The paper, titled “Zinc Inhibits Hedgehog Autoprocessing,” was recently published online in the Journal of Biological Chemistry, demonstrating that zinc inhibits the activation of the Hedgehog signaling pathway by binding to a section of a precursor protein that activates the pathway.
The Hedgehog pathway is a key regulator of cell growth and development that helps to establish the body plan of all animals with bilateral symmetry. In a critical step that launches Hedgehog signaling, the Hedgehog precursor protein divides itself or “self-cleaves” into two parts: the Hedgehog ligand responsible for signaling, and a catalytic domain responsible for the self-cleavage. No external catalyst is needed in the autoprocessing reaction, with the Hedgehog catalytic domain acting as the catalyst in the transformation.
Researchers demonstrated that zinc, when present, binds to the active sites of the catalytic domain and inhibits the autoprocessing and therefore, the generation of the Hedgehog ligand. Zinc deficiency is correlated with autism and many cancers; for example, a hallmark of prostate cancer is zinc deficiency in prostate tissue. However, the exact relationship between a lack of zinc and the development of disease is not fully understood.
“Normally, in adults, zinc will inhibit the production of the Hedgehog ligand, and therefore inhibit the Hedgehog pathway,” said Wang. “But if there is a zinc deficiency, the pathway can be activated due to enhanced production of Hedgehog ligand. We show that zinc inhibits this autoprocessing reaction from the precursor to the ligand, providing an additional mechanism of how zinc deficiency may promote cancer development.
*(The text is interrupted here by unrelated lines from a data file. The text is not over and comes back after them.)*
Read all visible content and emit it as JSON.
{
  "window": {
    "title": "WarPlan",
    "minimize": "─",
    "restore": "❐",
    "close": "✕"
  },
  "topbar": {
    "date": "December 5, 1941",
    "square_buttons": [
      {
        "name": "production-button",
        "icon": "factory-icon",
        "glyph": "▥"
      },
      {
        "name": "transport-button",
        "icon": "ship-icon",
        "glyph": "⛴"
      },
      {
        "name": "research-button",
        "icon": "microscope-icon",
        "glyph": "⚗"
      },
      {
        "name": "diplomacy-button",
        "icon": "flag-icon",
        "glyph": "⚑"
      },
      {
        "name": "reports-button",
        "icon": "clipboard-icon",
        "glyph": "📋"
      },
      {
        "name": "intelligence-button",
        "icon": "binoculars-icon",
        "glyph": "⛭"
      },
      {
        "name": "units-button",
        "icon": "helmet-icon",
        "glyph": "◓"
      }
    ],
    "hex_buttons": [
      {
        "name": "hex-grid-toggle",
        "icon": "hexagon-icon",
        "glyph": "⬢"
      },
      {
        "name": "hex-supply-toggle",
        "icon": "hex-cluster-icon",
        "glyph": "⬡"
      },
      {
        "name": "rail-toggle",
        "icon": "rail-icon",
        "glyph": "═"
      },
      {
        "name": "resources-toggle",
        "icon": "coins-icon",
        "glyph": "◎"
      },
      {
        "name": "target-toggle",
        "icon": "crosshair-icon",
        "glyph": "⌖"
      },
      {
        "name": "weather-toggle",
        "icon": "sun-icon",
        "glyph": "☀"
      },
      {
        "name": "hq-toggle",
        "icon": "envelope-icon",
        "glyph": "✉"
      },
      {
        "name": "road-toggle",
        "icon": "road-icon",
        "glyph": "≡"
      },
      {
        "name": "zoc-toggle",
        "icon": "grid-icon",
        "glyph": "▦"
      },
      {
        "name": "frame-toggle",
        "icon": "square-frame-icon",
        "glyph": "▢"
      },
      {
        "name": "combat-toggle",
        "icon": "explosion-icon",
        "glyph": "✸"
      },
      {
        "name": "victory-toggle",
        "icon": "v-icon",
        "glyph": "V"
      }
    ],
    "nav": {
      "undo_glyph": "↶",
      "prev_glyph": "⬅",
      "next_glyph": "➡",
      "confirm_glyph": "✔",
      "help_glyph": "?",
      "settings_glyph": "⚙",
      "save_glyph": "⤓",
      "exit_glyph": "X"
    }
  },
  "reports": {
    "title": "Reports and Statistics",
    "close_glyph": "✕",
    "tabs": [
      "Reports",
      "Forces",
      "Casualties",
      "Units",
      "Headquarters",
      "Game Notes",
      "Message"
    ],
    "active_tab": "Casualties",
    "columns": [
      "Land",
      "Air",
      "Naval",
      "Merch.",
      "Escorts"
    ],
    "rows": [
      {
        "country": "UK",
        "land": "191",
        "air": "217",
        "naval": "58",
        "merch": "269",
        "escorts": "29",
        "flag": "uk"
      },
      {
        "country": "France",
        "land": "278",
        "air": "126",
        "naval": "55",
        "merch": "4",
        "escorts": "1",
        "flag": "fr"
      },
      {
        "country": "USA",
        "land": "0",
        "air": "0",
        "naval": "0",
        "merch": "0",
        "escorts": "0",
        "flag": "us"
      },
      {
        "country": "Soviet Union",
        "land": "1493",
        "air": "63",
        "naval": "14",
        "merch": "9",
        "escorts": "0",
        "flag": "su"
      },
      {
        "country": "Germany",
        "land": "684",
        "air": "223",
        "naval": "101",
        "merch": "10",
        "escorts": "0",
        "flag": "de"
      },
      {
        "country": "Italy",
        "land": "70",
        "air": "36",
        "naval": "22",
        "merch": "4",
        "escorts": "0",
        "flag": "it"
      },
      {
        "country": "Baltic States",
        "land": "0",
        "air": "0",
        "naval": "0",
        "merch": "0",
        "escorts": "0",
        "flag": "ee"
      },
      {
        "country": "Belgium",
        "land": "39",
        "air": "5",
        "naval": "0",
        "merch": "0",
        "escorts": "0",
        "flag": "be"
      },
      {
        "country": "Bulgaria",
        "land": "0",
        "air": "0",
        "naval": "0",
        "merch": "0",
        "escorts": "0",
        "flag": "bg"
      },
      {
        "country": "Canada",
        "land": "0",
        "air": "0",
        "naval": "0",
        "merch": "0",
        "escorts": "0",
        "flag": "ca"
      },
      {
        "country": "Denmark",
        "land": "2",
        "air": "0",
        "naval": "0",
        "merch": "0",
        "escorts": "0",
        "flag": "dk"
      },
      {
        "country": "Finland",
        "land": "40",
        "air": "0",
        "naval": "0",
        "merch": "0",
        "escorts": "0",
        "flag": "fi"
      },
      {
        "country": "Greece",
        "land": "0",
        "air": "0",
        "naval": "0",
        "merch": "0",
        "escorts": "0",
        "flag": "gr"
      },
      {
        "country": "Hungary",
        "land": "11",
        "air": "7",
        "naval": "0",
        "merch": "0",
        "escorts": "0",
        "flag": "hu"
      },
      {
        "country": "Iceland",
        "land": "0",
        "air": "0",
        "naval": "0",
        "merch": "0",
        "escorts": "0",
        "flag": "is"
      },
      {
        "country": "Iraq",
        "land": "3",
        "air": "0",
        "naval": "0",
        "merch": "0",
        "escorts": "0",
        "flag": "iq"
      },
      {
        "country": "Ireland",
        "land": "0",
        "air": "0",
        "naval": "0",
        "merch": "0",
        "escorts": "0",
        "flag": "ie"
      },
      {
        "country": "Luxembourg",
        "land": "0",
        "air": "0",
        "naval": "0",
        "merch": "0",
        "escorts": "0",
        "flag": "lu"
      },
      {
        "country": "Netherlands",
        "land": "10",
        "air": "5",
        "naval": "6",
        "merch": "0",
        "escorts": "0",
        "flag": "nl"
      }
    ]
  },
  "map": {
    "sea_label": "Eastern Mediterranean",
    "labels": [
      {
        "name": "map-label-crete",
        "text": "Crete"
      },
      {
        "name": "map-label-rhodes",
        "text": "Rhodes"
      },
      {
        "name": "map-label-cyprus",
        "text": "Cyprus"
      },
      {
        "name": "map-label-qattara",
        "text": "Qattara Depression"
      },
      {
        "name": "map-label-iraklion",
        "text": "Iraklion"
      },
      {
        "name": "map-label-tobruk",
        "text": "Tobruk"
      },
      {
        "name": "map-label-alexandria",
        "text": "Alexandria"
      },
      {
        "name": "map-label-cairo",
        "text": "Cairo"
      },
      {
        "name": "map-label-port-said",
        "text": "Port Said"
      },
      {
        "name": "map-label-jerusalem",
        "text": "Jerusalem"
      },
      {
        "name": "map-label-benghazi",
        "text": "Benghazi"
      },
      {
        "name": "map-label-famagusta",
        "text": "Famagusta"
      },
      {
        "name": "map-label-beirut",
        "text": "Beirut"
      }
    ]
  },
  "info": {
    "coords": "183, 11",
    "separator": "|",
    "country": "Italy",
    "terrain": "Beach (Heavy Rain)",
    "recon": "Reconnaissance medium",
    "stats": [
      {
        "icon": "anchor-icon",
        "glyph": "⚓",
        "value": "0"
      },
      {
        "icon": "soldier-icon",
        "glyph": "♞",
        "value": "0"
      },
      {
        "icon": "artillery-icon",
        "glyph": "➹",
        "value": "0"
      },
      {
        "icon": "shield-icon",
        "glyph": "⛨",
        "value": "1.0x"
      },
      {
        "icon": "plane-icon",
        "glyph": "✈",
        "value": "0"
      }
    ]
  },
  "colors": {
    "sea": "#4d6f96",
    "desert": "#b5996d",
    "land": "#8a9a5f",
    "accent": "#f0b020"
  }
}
This is something that nobody else has shown before. Zinc and Hedgehog are essential and extremely versatile biomolecules; linking these two will have profound implications for normal physiology and disease.”
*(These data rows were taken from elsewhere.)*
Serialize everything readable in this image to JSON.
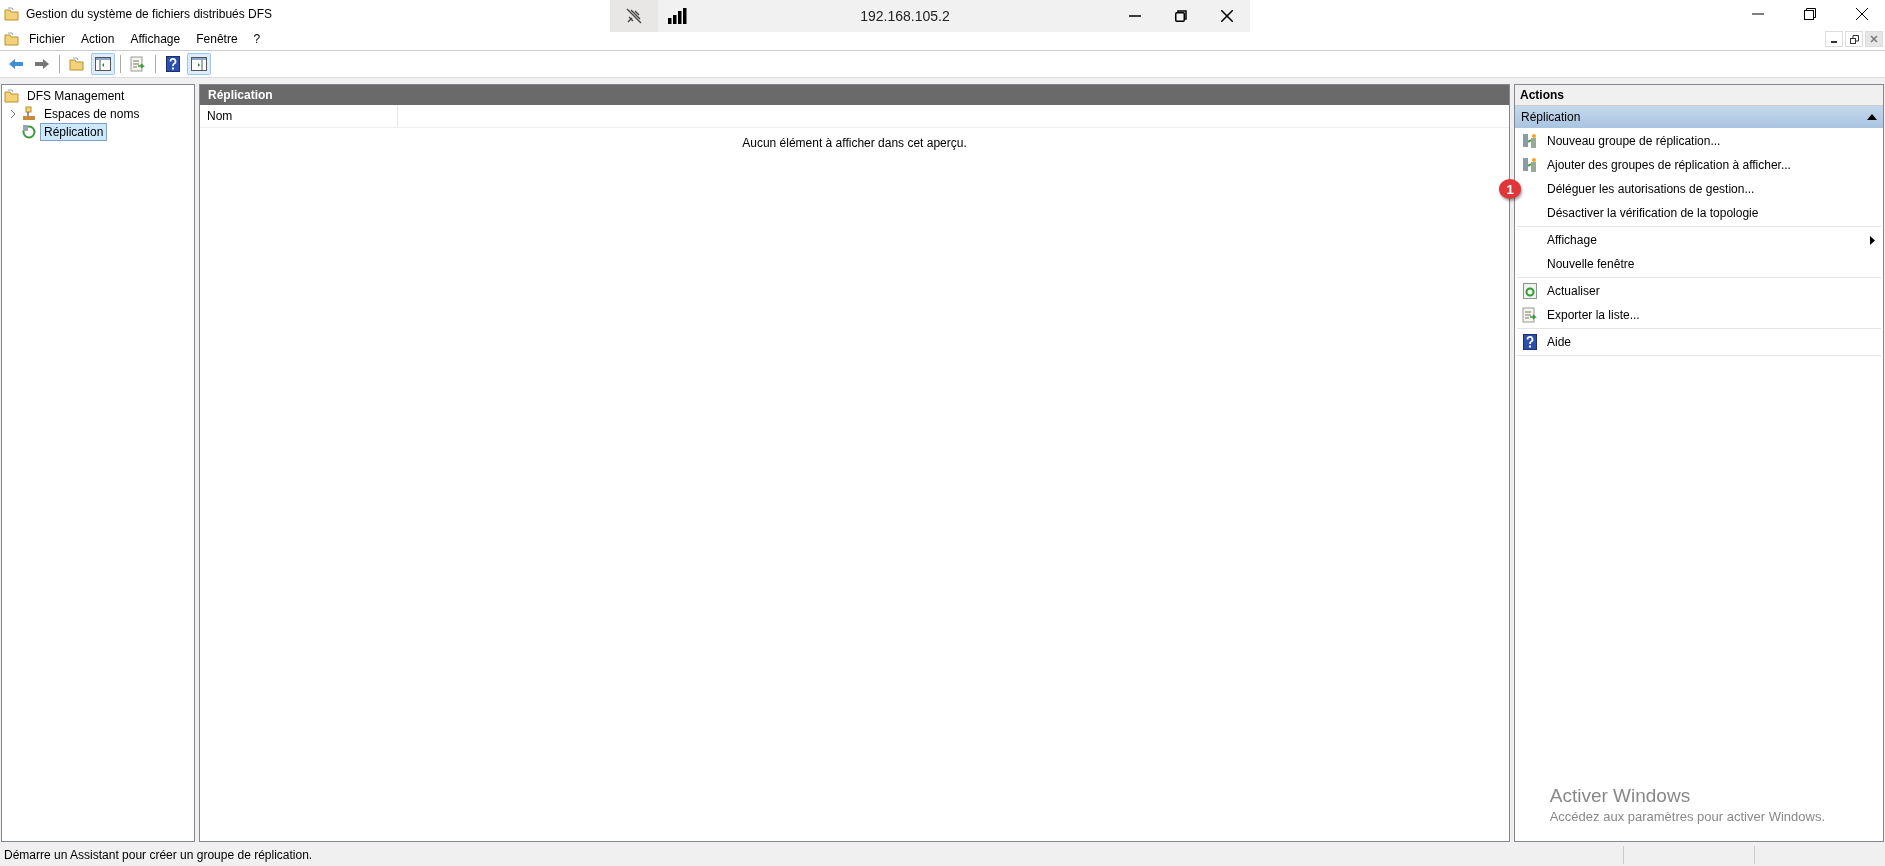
{
  "window": {
    "title": "Gestion du système de fichiers distribués DFS"
  },
  "remote_bar": {
    "address": "192.168.105.2",
    "pinned": false
  },
  "menu": [
    {
      "label": "Fichier"
    },
    {
      "label": "Action"
    },
    {
      "label": "Affichage"
    },
    {
      "label": "Fenêtre"
    },
    {
      "label": "?"
    }
  ],
  "toolbar": [
    {
      "kind": "back",
      "pressed": false
    },
    {
      "kind": "forward",
      "pressed": false
    },
    {
      "kind": "up",
      "pressed": false
    },
    {
      "kind": "tree",
      "pressed": true
    },
    {
      "kind": "export",
      "pressed": false
    },
    {
      "kind": "help",
      "pressed": false
    },
    {
      "kind": "actions",
      "pressed": true
    }
  ],
  "tree": {
    "label": "DFS Management",
    "selected": false,
    "children": [
      {
        "label": "Espaces de noms",
        "kind": "namespaces",
        "selected": false,
        "expanded": false
      },
      {
        "label": "Réplication",
        "kind": "replication",
        "selected": true
      }
    ]
  },
  "content": {
    "title": "Réplication",
    "columns": [
      "Nom"
    ],
    "empty_message": "Aucun élément à afficher dans cet aperçu."
  },
  "actions": {
    "title": "Actions",
    "section": {
      "label": "Réplication",
      "expanded": true
    },
    "groups": [
      [
        {
          "label": "Nouveau groupe de réplication...",
          "kind": "new-group",
          "submenu": false
        },
        {
          "label": "Ajouter des groupes de réplication à afficher...",
          "kind": "add-group",
          "submenu": false
        },
        {
          "label": "Déléguer les autorisations de gestion...",
          "kind": "plain",
          "submenu": false,
          "badge": "1"
        },
        {
          "label": "Désactiver la vérification de la topologie",
          "kind": "plain",
          "submenu": false
        }
      ],
      [
        {
          "label": "Affichage",
          "kind": "plain",
          "submenu": true
        },
        {
          "label": "Nouvelle fenêtre",
          "kind": "plain",
          "submenu": false
        }
      ],
      [
        {
          "label": "Actualiser",
          "kind": "refresh",
          "submenu": false
        },
        {
          "label": "Exporter la liste...",
          "kind": "export",
          "submenu": false
        }
      ],
      [
        {
          "label": "Aide",
          "kind": "help",
          "submenu": false
        }
      ]
    ]
  },
  "activation_notice": {
    "title": "Activer Windows",
    "text": "Accédez aux paramètres pour activer Windows."
  },
  "status_bar": {
    "text": "Démarre un Assistant pour créer un groupe de réplication."
  }
}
The research included testing in vitro and in cell culture using astrocytes (star-shaped cells found in the brain). Using solution NMR, researchers also examined zinc interaction with the Hedgehog catalytic domain, to determine the binding site of zinc — the specific amino acids within the protein to which the zinc binds.
A team of researchers participated in this research, including first author Jian Xie, a fourth-year graduate student in the biochemistry and biophysics graduate program at Rensselaer; the research group of Brian Callahan, assistant professor of chemistry at Binghamton University, at the State University of New York; the group of Leo Wan, assistant professor in the Department of Biomedical Engineering at Rensselaer; and Brigitte Arduini, director of Rensselaer Center for Stem Cell Research in the Center of Biotechnology and Interdisciplinary Studies, among many others.